Uighurs searching for missing relatives protest in Ankara


Uighurs living in Turkey staged a sit-in outside the Chinese Embassy in Ankara on Wednesday, demanding to know the condition of their family members being held at forced labor camps in Xinjiang amid accusations of genocide directed at the Chinese government.

Last December, nearly 100 people gathered peacefully outside the Chinese Consulate in Istanbul in protest for 18 days. The protestors said they had not heard from their families since 2017.

Speaking to reporters on behalf of the protesters, Mirzahmet Ilyasoglu said: “There are files (requesting information) on at least 5,199 people we know of. We took these files to the Chinese consulates, but Chinese officials did not accept it.”

“We will not spare any opportunity to reveal China’s genocide against humanity,” he added.

He stated that they would continue their protest in front of the Chinese Embassy “until the detainees in the camps are released.”

Last month, a bipartisan commission from the U.S. Congress said that China had possibly committed “genocide” in its treatment of Uighurs and other minority Muslims in Xinjiang.

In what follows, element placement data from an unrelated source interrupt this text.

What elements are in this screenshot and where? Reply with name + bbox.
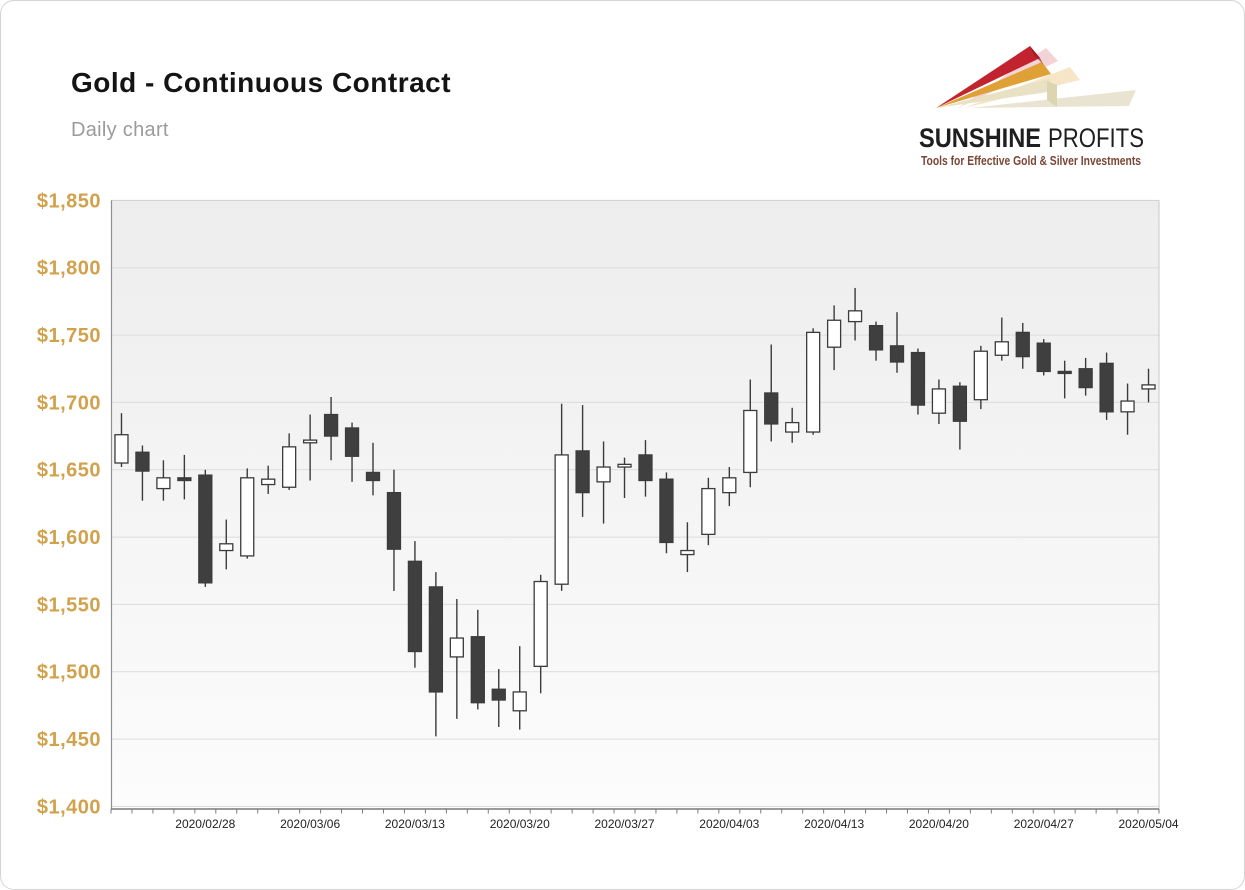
x-axis-label: 2020/03/27: [594, 817, 654, 831]
x-axis-label: 2020/04/13: [804, 817, 864, 831]
candle-down: [407, 560, 423, 653]
y-axis-label: $1,650: [37, 460, 101, 482]
candle-down: [1078, 368, 1093, 389]
candle-down: [659, 478, 674, 544]
logo-ray-cream-icon: [936, 79, 1055, 108]
logo-brand-bold: SUNSHINE: [919, 123, 1041, 153]
candle-up: [302, 439, 318, 444]
candle-down: [365, 471, 381, 482]
candle-down: [386, 491, 402, 550]
x-axis-label: 2020/02/28: [175, 817, 235, 831]
candle-down: [177, 477, 192, 482]
candle-up: [785, 421, 800, 433]
y-axis-label: $1,750: [37, 325, 101, 347]
y-axis-label: $1,450: [37, 729, 101, 751]
candle-down: [638, 454, 653, 482]
candle-down: [470, 636, 485, 704]
candle-down: [428, 586, 444, 693]
candle-down: [198, 474, 213, 584]
page-title: Gold - Continuous Contract: [71, 67, 452, 98]
candle-up: [282, 446, 297, 488]
sunshine-profits-logo: SUNSHINE PROFITS Tools for Effective Gol…: [906, 17, 1201, 181]
logo-brand-light: PROFITS: [1048, 123, 1144, 153]
logo-ray-red-icon: [936, 46, 1040, 108]
candle-up: [554, 454, 569, 585]
candle-down: [1036, 342, 1051, 373]
x-axis-label: 2020/03/20: [490, 817, 550, 831]
candle-up: [596, 466, 611, 483]
candle-down: [491, 688, 506, 701]
candle-down: [135, 451, 150, 472]
candle-down: [910, 351, 926, 406]
x-axis-label: 2020/04/27: [1014, 817, 1074, 831]
candle-up: [114, 434, 129, 464]
logo-ray-cream-fold-icon: [1047, 81, 1057, 107]
candle-down: [868, 324, 884, 351]
x-axis-label: 2020/03/06: [280, 817, 340, 831]
candle-up: [722, 477, 737, 494]
x-axis-label: 2020/04/03: [699, 817, 759, 831]
candle-up: [533, 580, 548, 667]
y-axis-label: $1,800: [37, 258, 101, 280]
x-axis-label: 2020/05/04: [1118, 817, 1178, 831]
x-axis-label: 2020/04/20: [909, 817, 969, 831]
candle-up: [826, 319, 842, 348]
candle-down: [764, 392, 779, 425]
candle-down: [1099, 362, 1114, 413]
y-axis-label: $1,550: [37, 594, 101, 616]
y-axis-label: $1,850: [37, 190, 101, 212]
candle-up: [1120, 400, 1135, 413]
candle-down: [1015, 331, 1030, 358]
candle-up: [261, 478, 276, 486]
candle-down: [1057, 370, 1072, 375]
x-axis-label: 2020/03/13: [385, 817, 445, 831]
y-axis-label: $1,700: [37, 392, 101, 414]
chart-subtitle: Daily chart: [71, 119, 169, 141]
candle-up: [701, 487, 716, 536]
candle-up: [219, 543, 234, 552]
candle-up: [847, 310, 863, 323]
candle-up: [449, 637, 464, 658]
logo-ray-red-fold-icon: [1030, 46, 1043, 64]
plot-background: [111, 200, 1159, 809]
candle-up: [512, 691, 527, 712]
candle-up: [973, 350, 988, 401]
candle-up: [617, 463, 632, 468]
candle-up: [1141, 384, 1156, 390]
candle-up: [743, 409, 758, 474]
candle-down: [344, 427, 360, 457]
candle-up: [156, 477, 171, 490]
logo-ray-gold-icon: [936, 62, 1051, 108]
y-axis-label: $1,500: [37, 662, 101, 684]
candle-up: [931, 388, 947, 414]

Many countries have accused China of systematically persecuting the minority, leveling charges of rape, dislocation and forced marriages among other human rights violations against Beijing. France, for example, said that it will oppose the proposed investment agreement between the European Union and China over the use of forced Uighur labor,

Additionally, Chinese technology giants have already developed tools that can detect, track and monitor Uighurs, in a move human rights groups fear could entrench the oppression of the Muslim minority.

Rabia Gül, a university student in Turkey on a Turkish scholarship, said she has not heard from her 52-year-old mother for three years.

She filed a request with the Chinese authorities demanding to know the whereabouts of her mother.

“After waiting for a year and a half, they said they could not help me because I had connections with terrorist organizations against China. I applied to renew my passport, but they said I couldn’t get a passport,” she said.

Another protester, Medine Nazimi, who has Turkish citizenship, said she was worried for her 34-year-old sister Mevlude Hilal who has been missing for over two years.

Hilal was initially taken away by Chinese authorities in 2017 but released in 2019. Shortly after her release, she was arrested again, forced to leave behind her 2-year-old daughter and taken to the camps.

“Chinese authorities took my sister to the concentration camp in 2017, after the release in May 2019 they re-arrested her in June 2019 on the grounds that she had studied in Turkey,” Nazimi said.

“After stalling for months, the Chinese government directed me to request information from Turkey’s Beijing Embassy or the Chinese Consulate in Istanbul or Ankara Embassy. I have sent e-mails, went to the consulate and staged a sit-in for 17 days but still did not receive a reply,” she added.

Separately, Alimcan Turdiniyaz, who has at least six family members and a close-friend held at the Chinese camps, said: “As of today (Wednesday), we have started a sit-in protest for our families in front of the Chinese Embassy in Ankara. We will never give up this determined stance. We will not give up until our family and loved ones are free.”

China has been widely accused of forcing Uighurs into camps and there have been reports of forced sterilization of Uighur women.

Beijing’s policy in Xinjiang has drawn widespread criticism from rights groups including Amnesty International and Human Rights Watch, which accuse it of ostracizing the 12 million Uighurs in China, most of whom are Muslims.

The region is home to 10 million Uighurs. The Turkic Muslim group, which makes up around 45% of Xinjiang’s population, has long accused China’s authorities of cultural, religious and economic discrimination.

Up to 1 million people, or about 7% of the Muslim population in Xinjiang, have been incarcerated in an expanding network of “political re-education” camps, according to U.N. experts.

The camps have been linked to forced labor and mandatory sterilization.